Trouble is if you had all that – the ideal place, people and perfect sort of environment you'd still have to operate within legislation, specific regulations and be subject to the same checks, inspections and inevitably be weighed down by them too.
Allowing a small school of kids freedom to be kids and learn through play would in theory be great but at some point you'd have a child whose needs and overall level of ability differs and might mean they're above the normal level of development and not only ready but now need to concentrate more on studies (very able, gifted / talented or otherwise academic kids) and then you'd have to find a way of ensuring they get that and aren't overlooked, under-stimulated and allowed to let lack of mental stimulation and needs suffer.
You'd have an unending pain in the arse from parents who are perhaps the biggest, most challenging thing for teachers and schools some of whom will disagree with how you do things, want their child to do this, that or the other regardless of whether it's practical, logical and in their best interests and you'd have to start opening up the school to other children in the area and fall in line with existing policy and regulations and it would be such an utter arse-ache.
My daughter attended a huge comprehensive run by an arrogant dick-wad I'm amazed was able to run it almost into the ground. When he'd all but ruined it, he pissed off and I believe was actually given another leadership role in a school or college.

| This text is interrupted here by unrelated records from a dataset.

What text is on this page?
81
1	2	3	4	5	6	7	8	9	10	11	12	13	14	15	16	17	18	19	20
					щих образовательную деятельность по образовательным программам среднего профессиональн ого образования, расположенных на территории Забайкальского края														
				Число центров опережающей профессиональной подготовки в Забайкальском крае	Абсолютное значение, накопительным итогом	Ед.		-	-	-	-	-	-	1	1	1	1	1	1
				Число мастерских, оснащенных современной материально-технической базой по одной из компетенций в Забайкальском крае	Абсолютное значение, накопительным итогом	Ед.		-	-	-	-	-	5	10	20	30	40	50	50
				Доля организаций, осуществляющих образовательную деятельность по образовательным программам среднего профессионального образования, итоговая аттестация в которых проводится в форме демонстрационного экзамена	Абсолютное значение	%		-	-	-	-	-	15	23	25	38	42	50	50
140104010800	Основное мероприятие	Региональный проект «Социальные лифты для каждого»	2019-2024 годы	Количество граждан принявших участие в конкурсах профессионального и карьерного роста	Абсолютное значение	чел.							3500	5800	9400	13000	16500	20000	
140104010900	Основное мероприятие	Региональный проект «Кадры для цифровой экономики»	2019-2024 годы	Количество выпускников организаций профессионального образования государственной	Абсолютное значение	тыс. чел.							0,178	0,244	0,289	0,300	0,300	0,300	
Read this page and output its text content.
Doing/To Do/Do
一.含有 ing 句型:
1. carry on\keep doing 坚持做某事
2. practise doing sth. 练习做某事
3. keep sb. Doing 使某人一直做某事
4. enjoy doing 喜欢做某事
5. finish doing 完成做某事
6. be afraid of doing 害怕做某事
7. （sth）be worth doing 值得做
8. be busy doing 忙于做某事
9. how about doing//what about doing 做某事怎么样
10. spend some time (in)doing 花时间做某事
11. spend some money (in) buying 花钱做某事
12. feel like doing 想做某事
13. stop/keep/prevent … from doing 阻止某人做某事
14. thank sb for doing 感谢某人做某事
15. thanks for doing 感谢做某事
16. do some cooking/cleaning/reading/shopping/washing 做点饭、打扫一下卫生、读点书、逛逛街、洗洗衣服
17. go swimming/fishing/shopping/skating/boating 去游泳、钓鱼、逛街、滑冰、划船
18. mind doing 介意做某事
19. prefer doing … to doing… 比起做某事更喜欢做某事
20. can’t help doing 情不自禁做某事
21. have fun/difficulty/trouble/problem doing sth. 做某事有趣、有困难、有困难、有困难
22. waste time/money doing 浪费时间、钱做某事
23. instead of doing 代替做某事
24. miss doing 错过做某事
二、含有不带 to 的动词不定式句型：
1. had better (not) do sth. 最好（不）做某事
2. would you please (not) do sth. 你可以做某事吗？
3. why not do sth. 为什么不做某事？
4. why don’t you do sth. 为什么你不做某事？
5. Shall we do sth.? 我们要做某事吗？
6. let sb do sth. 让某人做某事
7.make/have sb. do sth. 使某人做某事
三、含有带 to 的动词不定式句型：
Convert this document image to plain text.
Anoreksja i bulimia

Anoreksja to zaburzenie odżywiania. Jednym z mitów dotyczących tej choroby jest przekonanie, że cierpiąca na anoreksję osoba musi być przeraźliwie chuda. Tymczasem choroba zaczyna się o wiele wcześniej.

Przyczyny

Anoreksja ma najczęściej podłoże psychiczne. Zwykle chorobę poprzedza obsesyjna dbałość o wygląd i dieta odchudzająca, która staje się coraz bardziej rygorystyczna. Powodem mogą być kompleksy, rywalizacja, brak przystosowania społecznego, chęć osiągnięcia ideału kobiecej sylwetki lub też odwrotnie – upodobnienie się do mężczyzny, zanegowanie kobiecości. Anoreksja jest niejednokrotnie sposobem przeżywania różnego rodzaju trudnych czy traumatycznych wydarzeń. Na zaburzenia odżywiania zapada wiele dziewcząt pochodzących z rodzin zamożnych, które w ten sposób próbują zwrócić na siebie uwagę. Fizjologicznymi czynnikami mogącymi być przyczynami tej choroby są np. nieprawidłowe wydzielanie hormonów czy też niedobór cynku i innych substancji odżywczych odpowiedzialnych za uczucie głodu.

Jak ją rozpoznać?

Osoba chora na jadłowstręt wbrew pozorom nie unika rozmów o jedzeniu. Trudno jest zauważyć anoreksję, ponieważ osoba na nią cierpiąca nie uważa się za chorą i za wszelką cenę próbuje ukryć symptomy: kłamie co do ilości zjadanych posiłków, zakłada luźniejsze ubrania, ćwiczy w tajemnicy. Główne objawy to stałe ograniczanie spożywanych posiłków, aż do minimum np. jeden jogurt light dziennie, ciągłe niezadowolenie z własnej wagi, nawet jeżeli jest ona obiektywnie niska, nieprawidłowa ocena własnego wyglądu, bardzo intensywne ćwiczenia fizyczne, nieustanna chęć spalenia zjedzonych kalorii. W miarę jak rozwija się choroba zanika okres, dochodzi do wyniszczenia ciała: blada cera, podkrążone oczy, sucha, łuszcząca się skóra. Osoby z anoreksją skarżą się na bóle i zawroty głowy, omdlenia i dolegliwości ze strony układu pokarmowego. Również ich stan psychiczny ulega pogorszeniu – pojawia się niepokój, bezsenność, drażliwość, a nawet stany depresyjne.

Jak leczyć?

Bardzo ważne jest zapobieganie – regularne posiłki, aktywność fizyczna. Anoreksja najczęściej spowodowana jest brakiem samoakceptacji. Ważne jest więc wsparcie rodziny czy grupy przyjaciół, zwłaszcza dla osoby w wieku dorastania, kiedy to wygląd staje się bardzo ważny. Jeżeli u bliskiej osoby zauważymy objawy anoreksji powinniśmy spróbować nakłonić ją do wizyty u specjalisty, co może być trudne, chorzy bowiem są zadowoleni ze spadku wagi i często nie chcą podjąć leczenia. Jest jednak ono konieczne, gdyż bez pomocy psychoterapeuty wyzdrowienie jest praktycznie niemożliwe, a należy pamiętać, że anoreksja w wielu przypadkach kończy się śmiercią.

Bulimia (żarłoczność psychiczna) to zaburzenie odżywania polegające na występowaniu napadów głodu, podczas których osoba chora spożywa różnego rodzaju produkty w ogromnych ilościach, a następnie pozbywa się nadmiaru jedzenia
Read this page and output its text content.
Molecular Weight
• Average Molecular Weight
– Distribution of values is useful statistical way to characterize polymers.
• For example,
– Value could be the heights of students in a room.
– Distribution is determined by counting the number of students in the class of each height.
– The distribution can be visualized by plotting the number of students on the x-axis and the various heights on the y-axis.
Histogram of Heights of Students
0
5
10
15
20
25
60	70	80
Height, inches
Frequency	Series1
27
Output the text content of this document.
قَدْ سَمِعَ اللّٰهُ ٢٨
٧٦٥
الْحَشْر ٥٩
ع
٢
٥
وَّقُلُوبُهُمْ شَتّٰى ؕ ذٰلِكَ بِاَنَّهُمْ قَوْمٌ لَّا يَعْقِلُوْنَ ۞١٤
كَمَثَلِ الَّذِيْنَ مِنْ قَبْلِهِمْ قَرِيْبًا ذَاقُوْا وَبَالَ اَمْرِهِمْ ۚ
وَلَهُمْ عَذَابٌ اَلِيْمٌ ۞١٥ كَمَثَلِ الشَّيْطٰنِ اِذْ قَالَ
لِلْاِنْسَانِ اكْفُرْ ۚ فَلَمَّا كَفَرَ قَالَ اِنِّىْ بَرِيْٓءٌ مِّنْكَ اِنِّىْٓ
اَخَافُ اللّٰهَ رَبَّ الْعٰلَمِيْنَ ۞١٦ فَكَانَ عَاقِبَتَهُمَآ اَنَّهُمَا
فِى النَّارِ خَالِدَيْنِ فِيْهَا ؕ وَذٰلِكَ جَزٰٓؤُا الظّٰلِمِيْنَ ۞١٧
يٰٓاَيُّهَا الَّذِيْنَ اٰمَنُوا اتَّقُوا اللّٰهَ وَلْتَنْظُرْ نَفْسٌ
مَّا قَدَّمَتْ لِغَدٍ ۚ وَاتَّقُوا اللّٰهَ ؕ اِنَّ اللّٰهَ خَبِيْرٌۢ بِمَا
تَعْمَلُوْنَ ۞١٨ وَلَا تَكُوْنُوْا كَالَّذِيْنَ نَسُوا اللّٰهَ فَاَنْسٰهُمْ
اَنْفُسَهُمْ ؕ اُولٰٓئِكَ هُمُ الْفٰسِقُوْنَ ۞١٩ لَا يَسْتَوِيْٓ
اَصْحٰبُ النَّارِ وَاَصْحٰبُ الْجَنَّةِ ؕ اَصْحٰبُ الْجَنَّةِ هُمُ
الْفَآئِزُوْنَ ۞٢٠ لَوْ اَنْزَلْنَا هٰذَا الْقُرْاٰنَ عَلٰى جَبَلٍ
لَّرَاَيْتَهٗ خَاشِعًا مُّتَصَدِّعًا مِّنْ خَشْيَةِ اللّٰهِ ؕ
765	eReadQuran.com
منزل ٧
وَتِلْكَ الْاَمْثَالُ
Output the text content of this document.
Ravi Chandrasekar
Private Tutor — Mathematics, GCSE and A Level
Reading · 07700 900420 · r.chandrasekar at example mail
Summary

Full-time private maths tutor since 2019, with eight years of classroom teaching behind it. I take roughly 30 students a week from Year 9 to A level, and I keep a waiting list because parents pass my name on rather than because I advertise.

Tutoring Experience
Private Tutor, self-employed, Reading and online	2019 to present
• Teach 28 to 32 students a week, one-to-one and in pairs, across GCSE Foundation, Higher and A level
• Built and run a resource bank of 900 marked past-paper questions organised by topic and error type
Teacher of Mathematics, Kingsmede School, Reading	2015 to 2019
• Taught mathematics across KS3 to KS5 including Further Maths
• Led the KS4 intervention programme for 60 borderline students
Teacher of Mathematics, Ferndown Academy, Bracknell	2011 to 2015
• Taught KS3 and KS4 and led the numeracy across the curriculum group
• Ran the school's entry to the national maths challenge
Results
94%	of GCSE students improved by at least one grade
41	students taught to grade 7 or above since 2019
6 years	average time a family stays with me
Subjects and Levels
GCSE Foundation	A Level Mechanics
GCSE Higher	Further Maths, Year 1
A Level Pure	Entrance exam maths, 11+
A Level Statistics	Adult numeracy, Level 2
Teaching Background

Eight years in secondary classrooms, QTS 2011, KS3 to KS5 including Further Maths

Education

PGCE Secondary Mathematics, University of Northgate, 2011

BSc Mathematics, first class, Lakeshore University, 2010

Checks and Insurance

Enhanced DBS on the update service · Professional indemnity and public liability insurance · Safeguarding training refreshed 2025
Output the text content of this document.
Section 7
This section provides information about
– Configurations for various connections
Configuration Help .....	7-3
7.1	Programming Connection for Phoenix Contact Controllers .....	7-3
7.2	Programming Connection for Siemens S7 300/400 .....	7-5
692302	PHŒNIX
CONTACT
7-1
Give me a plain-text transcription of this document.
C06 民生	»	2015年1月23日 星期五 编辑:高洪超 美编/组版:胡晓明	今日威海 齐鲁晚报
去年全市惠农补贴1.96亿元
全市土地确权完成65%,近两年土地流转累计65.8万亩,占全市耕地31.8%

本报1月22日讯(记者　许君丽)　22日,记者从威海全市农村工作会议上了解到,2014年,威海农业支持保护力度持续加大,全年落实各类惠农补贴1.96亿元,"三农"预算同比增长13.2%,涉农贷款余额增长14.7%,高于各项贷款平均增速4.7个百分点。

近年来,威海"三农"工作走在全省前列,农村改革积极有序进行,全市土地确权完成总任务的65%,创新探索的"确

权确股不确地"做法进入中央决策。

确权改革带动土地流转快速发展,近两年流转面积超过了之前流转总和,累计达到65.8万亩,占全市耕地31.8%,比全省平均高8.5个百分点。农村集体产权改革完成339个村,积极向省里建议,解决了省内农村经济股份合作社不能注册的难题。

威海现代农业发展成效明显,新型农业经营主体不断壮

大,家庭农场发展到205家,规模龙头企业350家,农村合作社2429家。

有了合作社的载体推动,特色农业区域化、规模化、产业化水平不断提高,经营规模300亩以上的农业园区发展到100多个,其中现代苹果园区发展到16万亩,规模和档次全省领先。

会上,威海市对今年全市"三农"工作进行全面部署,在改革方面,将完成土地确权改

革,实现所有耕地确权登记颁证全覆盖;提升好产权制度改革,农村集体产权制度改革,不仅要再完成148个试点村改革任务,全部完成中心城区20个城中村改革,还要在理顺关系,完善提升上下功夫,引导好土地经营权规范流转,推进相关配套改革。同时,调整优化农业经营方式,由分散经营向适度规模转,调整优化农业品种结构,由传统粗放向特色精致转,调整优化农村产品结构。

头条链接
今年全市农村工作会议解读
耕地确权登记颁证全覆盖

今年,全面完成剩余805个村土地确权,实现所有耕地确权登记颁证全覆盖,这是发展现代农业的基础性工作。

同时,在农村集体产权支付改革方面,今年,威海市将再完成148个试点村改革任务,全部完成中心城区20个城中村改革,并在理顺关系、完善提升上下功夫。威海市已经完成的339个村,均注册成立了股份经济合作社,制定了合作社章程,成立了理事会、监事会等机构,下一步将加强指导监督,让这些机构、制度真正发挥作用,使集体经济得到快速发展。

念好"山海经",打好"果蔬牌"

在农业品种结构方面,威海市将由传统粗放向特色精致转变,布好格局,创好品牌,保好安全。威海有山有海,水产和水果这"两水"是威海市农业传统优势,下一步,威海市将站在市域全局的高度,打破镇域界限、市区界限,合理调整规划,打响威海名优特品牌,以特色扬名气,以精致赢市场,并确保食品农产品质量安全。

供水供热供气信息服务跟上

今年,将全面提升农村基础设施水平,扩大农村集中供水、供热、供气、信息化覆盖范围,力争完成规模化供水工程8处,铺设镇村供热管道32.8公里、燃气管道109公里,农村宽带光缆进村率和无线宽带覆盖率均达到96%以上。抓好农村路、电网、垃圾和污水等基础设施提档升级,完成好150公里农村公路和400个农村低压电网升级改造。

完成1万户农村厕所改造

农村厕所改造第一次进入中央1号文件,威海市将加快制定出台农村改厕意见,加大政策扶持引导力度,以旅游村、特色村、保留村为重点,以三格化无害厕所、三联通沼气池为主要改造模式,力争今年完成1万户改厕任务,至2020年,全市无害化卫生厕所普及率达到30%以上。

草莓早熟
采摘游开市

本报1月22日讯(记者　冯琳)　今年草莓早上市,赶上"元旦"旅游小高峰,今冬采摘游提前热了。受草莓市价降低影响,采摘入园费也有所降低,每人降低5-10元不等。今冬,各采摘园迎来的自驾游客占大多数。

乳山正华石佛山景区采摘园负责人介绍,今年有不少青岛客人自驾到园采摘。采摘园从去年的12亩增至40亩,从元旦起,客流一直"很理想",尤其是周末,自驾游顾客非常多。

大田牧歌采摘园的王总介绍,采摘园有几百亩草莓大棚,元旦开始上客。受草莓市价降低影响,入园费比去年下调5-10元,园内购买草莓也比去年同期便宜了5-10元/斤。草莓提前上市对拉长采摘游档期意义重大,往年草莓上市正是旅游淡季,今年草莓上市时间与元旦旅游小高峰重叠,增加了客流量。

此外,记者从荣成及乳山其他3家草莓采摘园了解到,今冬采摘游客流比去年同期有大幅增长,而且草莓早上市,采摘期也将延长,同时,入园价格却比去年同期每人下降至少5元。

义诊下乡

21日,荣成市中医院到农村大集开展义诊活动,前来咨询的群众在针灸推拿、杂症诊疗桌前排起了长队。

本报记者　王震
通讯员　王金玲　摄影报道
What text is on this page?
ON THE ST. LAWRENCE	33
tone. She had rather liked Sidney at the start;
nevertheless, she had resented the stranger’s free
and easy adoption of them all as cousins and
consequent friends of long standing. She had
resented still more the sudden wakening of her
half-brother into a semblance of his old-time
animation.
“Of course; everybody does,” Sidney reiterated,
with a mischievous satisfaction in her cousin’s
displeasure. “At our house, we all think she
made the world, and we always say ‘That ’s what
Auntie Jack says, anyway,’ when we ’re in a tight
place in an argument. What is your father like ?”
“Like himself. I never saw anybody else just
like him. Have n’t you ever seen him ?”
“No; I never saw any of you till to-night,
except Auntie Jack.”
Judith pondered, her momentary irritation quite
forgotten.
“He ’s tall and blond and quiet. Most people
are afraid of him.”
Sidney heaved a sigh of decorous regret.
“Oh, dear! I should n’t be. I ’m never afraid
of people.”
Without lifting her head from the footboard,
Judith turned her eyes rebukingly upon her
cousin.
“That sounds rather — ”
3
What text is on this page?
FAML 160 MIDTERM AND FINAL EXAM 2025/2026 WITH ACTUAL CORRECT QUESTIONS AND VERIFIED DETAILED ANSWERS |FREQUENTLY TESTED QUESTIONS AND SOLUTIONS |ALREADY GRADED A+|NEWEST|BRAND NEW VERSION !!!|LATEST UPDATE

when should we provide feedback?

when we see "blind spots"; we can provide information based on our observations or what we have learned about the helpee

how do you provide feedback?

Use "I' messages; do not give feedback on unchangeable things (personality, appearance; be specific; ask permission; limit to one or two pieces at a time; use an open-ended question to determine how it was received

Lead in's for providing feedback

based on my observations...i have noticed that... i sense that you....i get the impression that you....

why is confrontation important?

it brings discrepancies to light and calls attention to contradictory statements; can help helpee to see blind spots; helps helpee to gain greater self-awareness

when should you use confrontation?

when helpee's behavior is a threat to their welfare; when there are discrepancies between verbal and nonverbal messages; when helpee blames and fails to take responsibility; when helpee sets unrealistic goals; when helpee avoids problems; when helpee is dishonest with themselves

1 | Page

She was bright and a sociable, popular girl that could hold her own and cope with the incredibly rigid, complex routines and regimes and left school with decent GCSE's but her teachers hadn't a clue about her strengths, interests, hobbies or know her at all. Didn't matter so much for her because she could cope, hold her own and managed all her studies without issue but my son was a totally different kettle of fish.
He has Asperger's, was bullied mercilessly throughout nursery, primary school and would have been absolutely crucified had we sent him to the same school so after much upset and with a heavy heart we home-schooled him for five years.
He took his GCSE's in college, got the highest grade from all students and is now the poster boy having attained A* across the board, been accepted onto study a course entirely on merit after tutors viewed work he'd done from home in his own time whilst home-schooled and he has received two full distinctions across the board and is thriving.
Both had entirely different needs, abilities and neither was given full credit nor consideration and could easily have become victims of the education system.
Would not have done anything differently and still maintain keeping him out of school was the right thing to do and he would have suffered so much had we placed him at the same school our daughter was already being completely overlooked and ignored.
It's so difficult to balance and meet the needs of such a wide range of children within one school.
I used to run care homes and did everything in the best interests of the people living there who were reliant on 24hr care. It was difficult at times having a skip load of regulations, different inspections from different teams all wanting something different from the next and each person's needs being entirely their own – plus relatives and others who would always find fault and have an argument over something.
Trying to maintain that baseline level and keep your approach and working practice as close to where you set out is very, very difficult.
With kids and schools it'd be an absolute minefield and one of the reasons friends that are teachers have passed up the offer of promotion to run departments or schools more than once.
So yeah the idea is a nice one but in theory an almost impossible one.